4. El sacramento de la confirmación.

“El sacramento de la confirmación hace más perfecta la vinculación con la Iglesia, y quienes lo reciben son enriquecidos con la fuerza especial del Espíritu Santo y obligados así más estrictamente a difundir y defender la fe, con la palabra y con la acción, como verdaderos testigos de Cristo” (Concilio Vaticano II, L.G. 11). La confirmación es, pues, como un “embellecimiento”, como un “arreglar” la casa de la vida cristiana (que ya está construida por el bautismo). Este “embellecimiento” lleva el don de la vida divina recibida en el bautismo a una plenitud y perfección que se manifiesta en dos cosas:

    1) un sentido más grande de la pertenencia a la Iglesia. El Espíritu Santo, en el sacramento de la confirmación, nos permite comprender y vivir que la Iglesia es nuestra verdadera casa, nuestra auténtica patria, porque ella es el “lugar” donde Dios nos encuentra y nos entrega nuestro verdadero ser, nuestra identidad más personal y única. Por eso se cumplen en ella las palabras del salmo uno por uno todos han nacido en ella, el Altísimo en persona la ha fundado,

    2) una mayor fuerza y valentía para dar testimonio de Cristo en el mundo, según las palabras del propio Señor: Recibiréis la fuerza del Espíritu Santo, que vendrá sobre vosotros, y seréis mis testigos en Jerusalén, en toda Judea y Samaria, y hasta los confines de la tierra (He 1,8). De este modo el cristiano es hecho capaz de cumplir la misión recibida de predicar, en el nombre del Mesías Jesús, la conversión y el perdón de los pecados a todos los pueblos (Lc 24,47).

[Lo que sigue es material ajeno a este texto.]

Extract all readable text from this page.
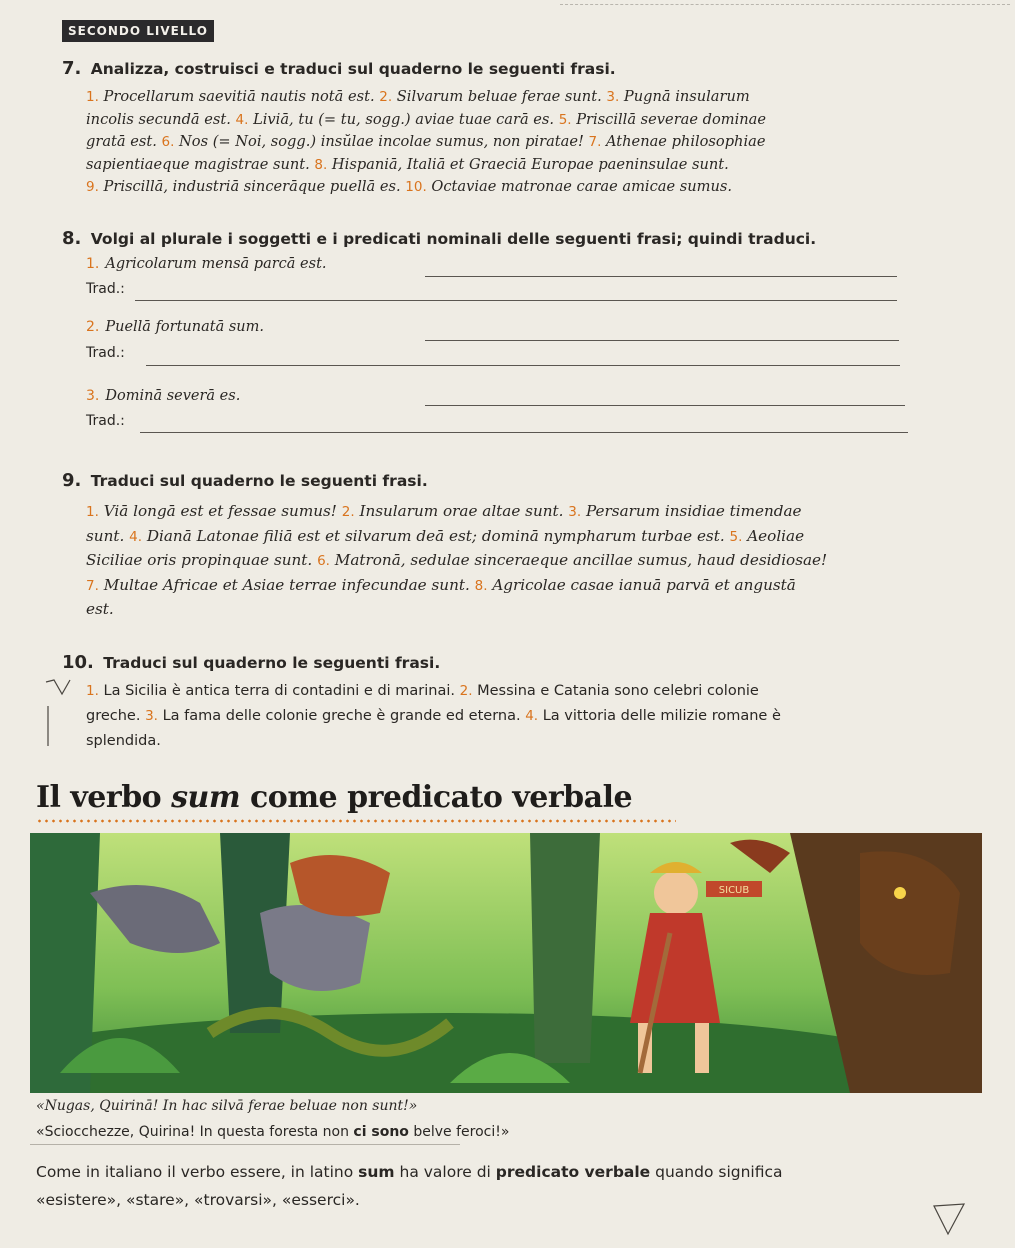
SECONDO LIVELLO
7. Analizza, costruisci e traduci sul quaderno le seguenti frasi.
1. Procellarum saevitiā nautis notā est. 2. Silvarum beluae ferae sunt. 3. Pugnā insularum
incolis secundā est. 4. Liviā, tu (= tu, sogg.) aviae tuae carā es. 5. Priscillā severae dominae
gratā est. 6. Nos (= Noi, sogg.) insŭlae incolae sumus, non piratae! 7. Athenae philosophiae
sapientiaeque magistrae sunt. 8. Hispaniā, Italiā et Graeciā Europae paeninsulae sunt.
9. Priscillā, industriā sincerāque puellā es. 10. Octaviae matronae carae amicae sumus.
8. Volgi al plurale i soggetti e i predicati nominali delle seguenti frasi; quindi traduci.
1. Agricolarum mensā parcā est.
Trad.:
2. Puellā fortunatā sum.
Trad.:
3. Dominā severā es.
Trad.:
9. Traduci sul quaderno le seguenti frasi.
1. Viā longā est et fessae sumus! 2. Insularum orae altae sunt. 3. Persarum insidiae timendae
sunt. 4. Dianā Latonae filiā est et silvarum deā est; dominā nympharum turbae est. 5. Aeoliae
Siciliae oris propinquae sunt. 6. Matronā, sedulae sinceraeque ancillae sumus, haud desidiosae!
7. Multae Africae et Asiae terrae infecundae sunt. 8. Agricolae casae ianuā parvā et angustā
est.
10. Traduci sul quaderno le seguenti frasi.
1. La Sicilia è antica terra di contadini e di marinai. 2. Messina e Catania sono celebri colonie
greche. 3. La fama delle colonie greche è grande ed eterna. 4. La vittoria delle milizie romane è
splendida.
Il verbo sum come predicato verbale
SICUB
«Nugas, Quirinā! In hac silvā ferae beluae non sunt!»
«Sciocchezze, Quirina! In questa foresta non ci sono belve feroci!»
Come in italiano il verbo essere, in latino sum ha valore di predicato verbale quando significa
«esistere», «stare», «trovarsi», «esserci».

Tres son los símbolos que entran en juego en el sacramento de la confirmación: la imposición de manos, la unción con el santo crisma y la señal de la cruz.

- la imposición de manos es un signo muy bíblico que se emplea para comunicar algo, para transmitir una bendición, o una liberación o la donación del Espíritu Santo (que es la síntesis de toda bendición y la fuente de toda liberación). Jesús empleaba este signo para bendecir a los niños y, a menudo, para realizar curaciones. Los apóstoles lo emplearon para conferir el don del Espíritu Santo (He 19,6) y éste es el significado que tiene en la confirmación.

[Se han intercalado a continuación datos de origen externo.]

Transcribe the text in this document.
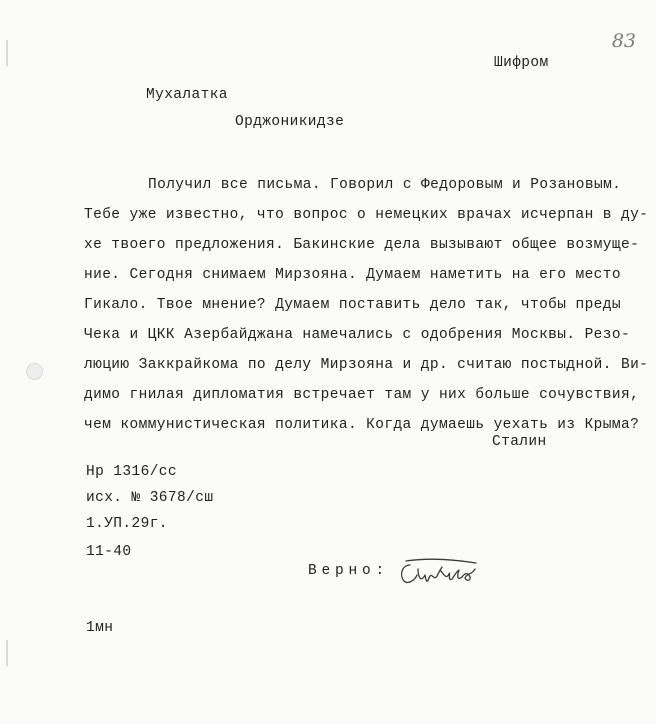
83
Шифром
Мухалатка
Орджоникидзе
Получил все письма. Говорил с Федоровым и Розановым.
Тебе уже известно, что вопрос о немецких врачах исчерпан в ду-
хе твоего предложения. Бакинские дела вызывают общее возмуще-
ние. Сегодня снимаем Мирзояна. Думаем наметить на его место
Гикало. Твое мнение? Думаем поставить дело так, чтобы преды
Чека и ЦКК Азербайджана намечались с одобрения Москвы. Резо-
люцию Заккрайкома по делу Мирзояна и др. считаю постыдной. Ви-
димо гнилая дипломатия встречает там у них больше сочувствия,
чем коммунистическая политика. Когда думаешь уехать из Крыма?
Сталин
Нр 1316/сс
исх. № 3678/сш
1.УП.29г.
11-40
Верно:
1мн
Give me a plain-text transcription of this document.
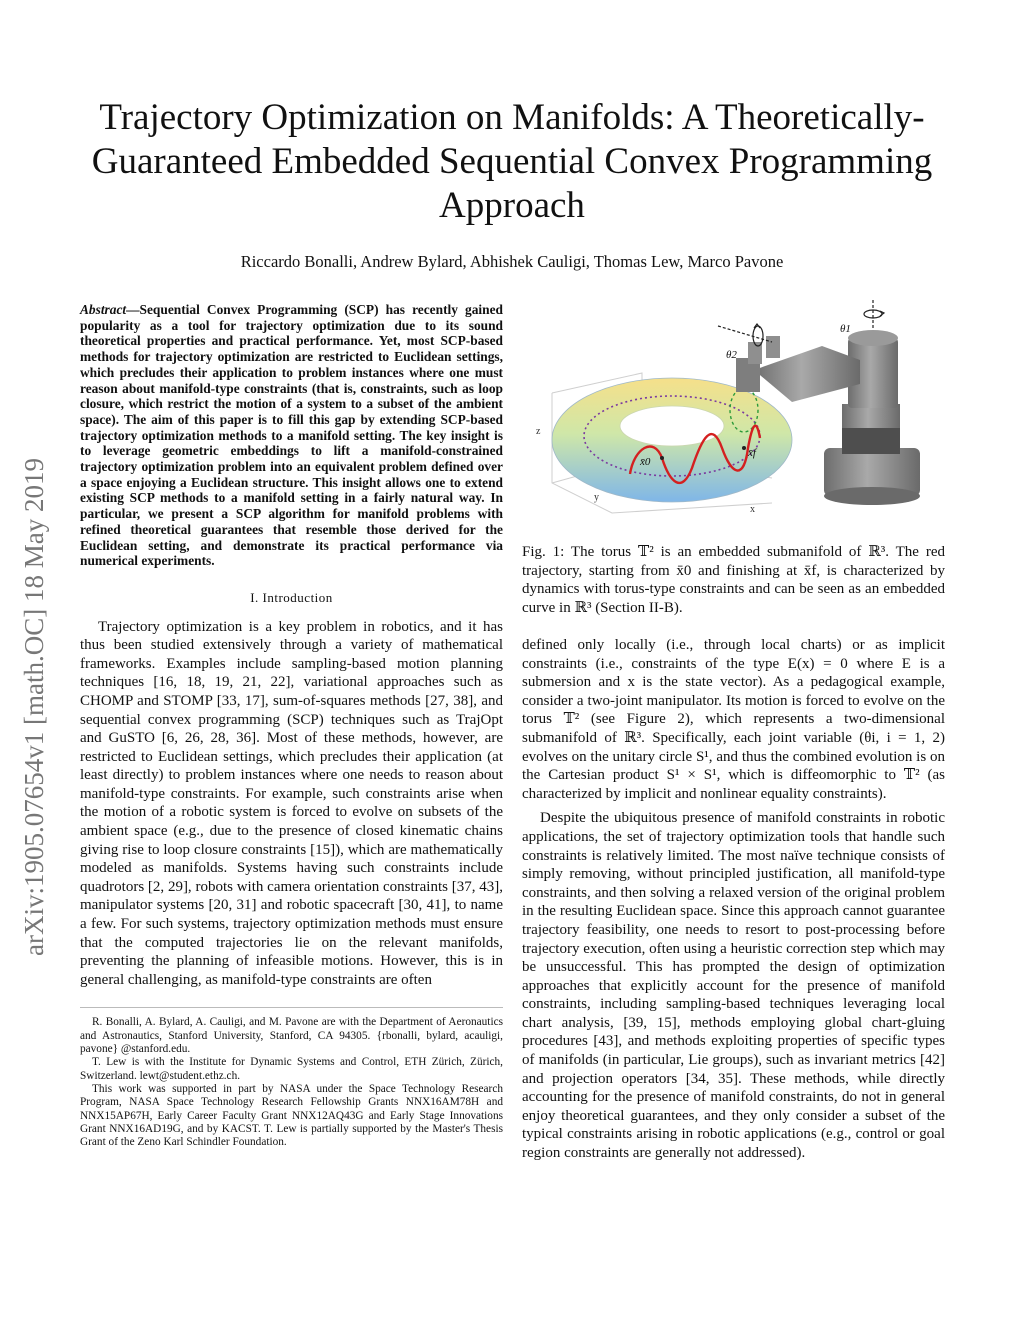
arXiv:1905.07654v1 [math.OC] 18 May 2019
Trajectory Optimization on Manifolds: A Theoretically-Guaranteed Embedded Sequential Convex Programming Approach
Riccardo Bonalli, Andrew Bylard, Abhishek Cauligi, Thomas Lew, Marco Pavone
Abstract—Sequential Convex Programming (SCP) has recently gained popularity as a tool for trajectory optimization due to its sound theoretical properties and practical performance. Yet, most SCP-based methods for trajectory optimization are restricted to Euclidean settings, which precludes their application to problem instances where one must reason about manifold-type constraints (that is, constraints, such as loop closure, which restrict the motion of a system to a subset of the ambient space). The aim of this paper is to fill this gap by extending SCP-based trajectory optimization methods to a manifold setting. The key insight is to leverage geometric embeddings to lift a manifold-constrained trajectory optimization problem into an equivalent problem defined over a space enjoying a Euclidean structure. This insight allows one to extend existing SCP methods to a manifold setting in a fairly natural way. In particular, we present a SCP algorithm for manifold problems with refined theoretical guarantees that resemble those derived for the Euclidean setting, and demonstrate its practical performance via numerical experiments.
I. Introduction

Trajectory optimization is a key problem in robotics, and it has thus been studied extensively through a variety of mathematical frameworks. Examples include sampling-based motion planning techniques [16, 18, 19, 21, 22], variational approaches such as CHOMP and STOMP [33, 17], sum-of-squares methods [27, 38], and sequential convex programming (SCP) techniques such as TrajOpt and GuSTO [6, 26, 28, 36]. Most of these methods, however, are restricted to Euclidean settings, which precludes their application (at least directly) to problem instances where one needs to reason about manifold-type constraints. For example, such constraints arise when the motion of a robotic system is forced to evolve on subsets of the ambient space (e.g., due to the presence of closed kinematic chains giving rise to loop closure constraints [15]), which are mathematically modeled as manifolds. Systems having such constraints include quadrotors [2, 29], robots with camera orientation constraints [37, 43], manipulator systems [20, 31] and robotic spacecraft [30, 41], to name a few. For such systems, trajectory optimization methods must ensure that the computed trajectories lie on the relevant manifolds, preventing the planning of infeasible motions. However, this is in general challenging, as manifold-type constraints are often

R. Bonalli, A. Bylard, A. Cauligi, and M. Pavone are with the Department of Aeronautics and Astronautics, Stanford University, Stanford, CA 94305. {rbonalli, bylard, acauligi, pavone} @stanford.edu.

T. Lew is with the Institute for Dynamic Systems and Control, ETH Zürich, Zürich, Switzerland. lewt@student.ethz.ch.

This work was supported in part by NASA under the Space Technology Research Program, NASA Space Technology Research Fellowship Grants NNX16AM78H and NNX15AP67H, Early Career Faculty Grant NNX12AQ43G and Early Stage Innovations Grant NNX16AD19G, and by KACST. T. Lew is partially supported by the Master's Thesis Grant of the Zeno Karl Schindler Foundation.

z
y
x
x̄0
x̄f
θ1
θ2
Fig. 1: The torus 𝕋² is an embedded submanifold of ℝ³. The red trajectory, starting from x̄0 and finishing at x̄f, is characterized by dynamics with torus-type constraints and can be seen as an embedded curve in ℝ³ (Section II-B).

defined only locally (i.e., through local charts) or as implicit constraints (i.e., constraints of the type E(x) = 0 where E is a submersion and x is the state vector). As a pedagogical example, consider a two-joint manipulator. Its motion is forced to evolve on the torus 𝕋² (see Figure 2), which represents a two-dimensional submanifold of ℝ³. Specifically, each joint variable (θi, i = 1, 2) evolves on the unitary circle S¹, and thus the combined evolution is on the Cartesian product S¹ × S¹, which is diffeomorphic to 𝕋² (as characterized by implicit and nonlinear equality constraints).

Despite the ubiquitous presence of manifold constraints in robotic applications, the set of trajectory optimization tools that handle such constraints is relatively limited. The most naïve technique consists of simply removing, without principled justification, all manifold-type constraints, and then solving a relaxed version of the original problem in the resulting Euclidean space. Since this approach cannot guarantee trajectory feasibility, one needs to resort to post-processing before trajectory execution, often using a heuristic correction step which may be unsuccessful. This has prompted the design of optimization approaches that explicitly account for the presence of manifold constraints, including sampling-based techniques leveraging local chart analysis, [39, 15], methods employing global chart-gluing procedures [43], and methods exploiting properties of specific types of manifolds (in particular, Lie groups), such as invariant metrics [42] and projection operators [34, 35]. These methods, while directly accounting for the presence of manifold constraints, do not in general enjoy theoretical guarantees, and they only consider a subset of the typical constraints arising in robotic applications (e.g., control or goal region constraints are generally not addressed).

- la crismación o unción con el santo crisma (aceite perfumado con hierbas y consagrado por el obispo en la misa crismal) es un gesto de honda raigambre bíblica. Con aceite, en efecto, se ungía a los reyes, a los sacerdotes y a los profetas en el Antiguo Testamento. El aceite es fruto del olivo que simboliza la paz, el gran don que Dios regala a su pueblo y que significa la misma salvación. La palabra “crisma” viene de “Cristo” que significa “ungido”. De Jesús, en efecto, habla el salmo cuando afirma: El Señor tu Dios te ha ungido con aceite de júbilo, entre todos tus compañeros. A mirra, áloe y acacia huelen tus vestidos (Sl 44,8-9). Esta “unción” del Señor la realizó el propio Espíritu Santo en el bautismo en el Jordán, cuando se posó sobre él en forma de paloma (Jn 1,33-34. Mt 3,16). La crismación significa una “impregnación” del Espíritu Santo, que nos hace “ungidos en el único Ungido”, y que hace que nosotros despidamos “el buen olor” de Cristo (2Co 2,14-16), es decir, hagamos presente a Cristo en la “atmósfera” del mundo.

- la señal de la cruz con la que se unge la frente de quien recibe la confirmación es como el “sello” que indica quien es el “propietario” de una realidad. Al ungir con el santo crisma la frente del cristiano se significa que pertenece a Jesucristo, simbolizado por la señal de la cruz.